Just two weeks ago McDain’s Restaurant and Golf Center in Monroeville, Pennsylvania, implemented a new rule that bans children under the age of six.
According to owner Mike Vuick, there’s “nothing wrong with babies, but the fact is you can’t control their volume.”
One occurrence is not a trend, but there seems to be evidence of a growing impatience or downright irritation with young children these days. Or at the very least, there appears to be an unwillingness to recognize a distinction between children who are well behaved and kids who wreak havoc in public places.
In Missouri, Whole Foods announced “child-free shopping hours.” Earlier this summer, Malaysia Airlines announced a ban on babies in their first-class cabins. Other airlines are expected to follow suit. And some movie theaters have even started offering “adult-only” viewings of films that would otherwise be of interest to an entire family.
Is this simply a matter of business, of catering to public demand – or does it point to something more unfortunate in our culture?

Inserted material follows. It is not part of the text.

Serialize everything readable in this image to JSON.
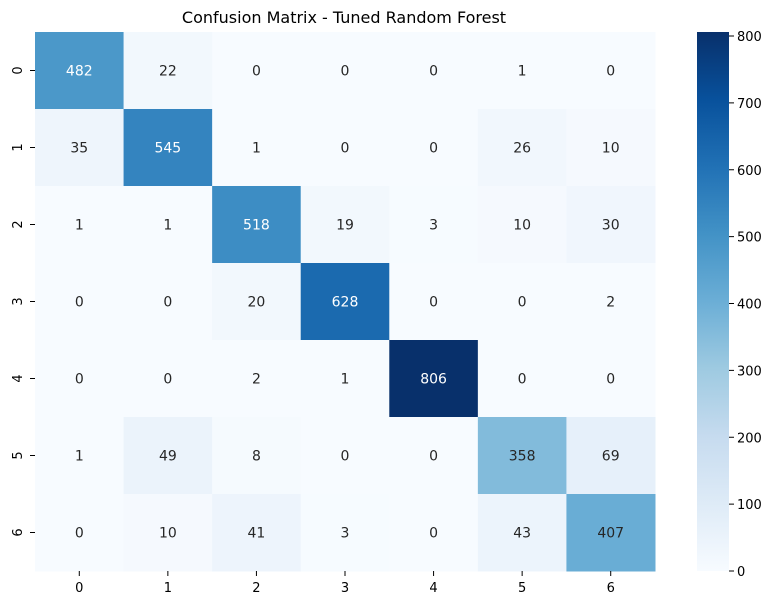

When Trent and Troy were young, Jean and I did our best with them while eating out or flying on airplanes. But children are unpredictable and you can’t guarantee compliance or smooth sailing. Even now, when I see parents struggling with their children, I tend to feel compassion, not condemnation. That’s because anybody who has been a parent knows full well the challenges of a public meltdown.
Perhaps that’s part, if not the whole, of the problem.
With the decreasing birthrate and more couples choosing to remain childless, is this trend inevitable?
Perspective is a powerful and poignant thing. I recently read of an incident that is said to have occurred out on the west coast during the California Gold Rush. With so many men and so few women in that culture, children became a rarity. But one night a woman with a baby decided to attend the theater and just as the orchestra began to play, her child started to cry.
“Stop those fiddles and let the baby cry,” hollered a man from the pit. “I haven’t heard such a sound in ten years!”
According to the story, the audience roared its approval.
Here at Focus on the Family, we embrace Psalm 127:3, that “Children are a blessing from the Lord.”
But turning back to the current debate that is swirling, I would welcome your thoughts on this apparent trend toward childless venues.
What do you think? Is there a time and place for this? Or is this a sign of a growing intolerance toward children?